Data Augmentation Integrating Dialogue Flow and Style to Adapt Spoken Dialogue Systems to Low-Resource User Groups
Zhiyang Qi, Michimasa Inaba
TL;DR
This work tackles the challenge of adapting spoken dialogue systems to low-resource user groups, such as minors, by proposing a targeted data augmentation framework. It combines three components: (i) extracting abstract speaker styles with an LLM, (ii) generating DA histories via dual-finetuned PLMs, and (iii) synthesizing training dialogues with ChatGPT to enrich DA prediction data. Across low-resource splits on the Travel Agency Task Dialogue Corpus, the approach improves exact and partial DA-prediction metrics relative to non-augmented baselines, though full-resource data still yields the strongest performance. The method advances inclusive SDS by enabling more accurate modeling of diverse, data-scarce user groups and offers a scalable path to broader demographic adaptation.
Abstract
This study addresses the interaction challenges encountered by spoken dialogue systems (SDSs) when engaging with users who exhibit distinct conversational behaviors, particularly minors, in scenarios where data are scarce.
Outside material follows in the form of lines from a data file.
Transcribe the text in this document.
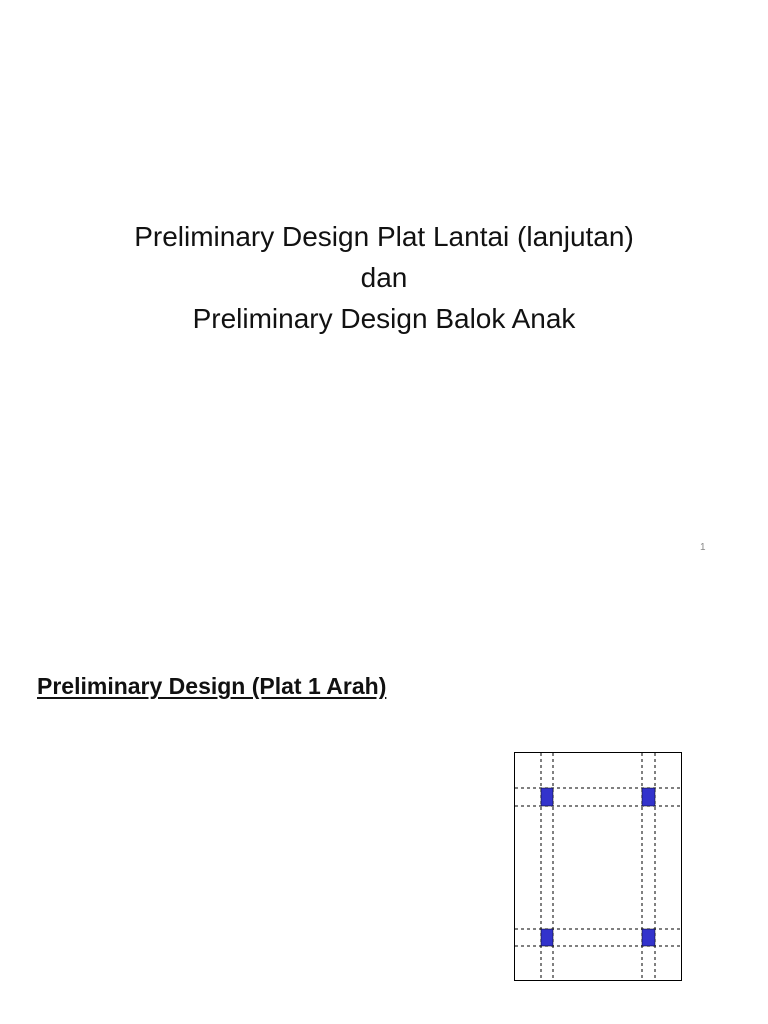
Preliminary Design Plat Lantai (lanjutan)
dan
Preliminary Design Balok Anak
1
Preliminary Design (Plat 1 Arah)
We propose a novel data augmentation framework to enhance SDS performance for user groups with limited resources. Our approach leverages a large language model (LLM) to extract speaker styles and a pre-trained language model (PLM) to simulate dialogue act history. This method generates enriched and personalized dialogue data, facilitating improved interactions with unique user demographics. Extensive experiments validate the efficacy of our methodology, highlighting its potential to foster the development of more adaptive and inclusive dialogue systems.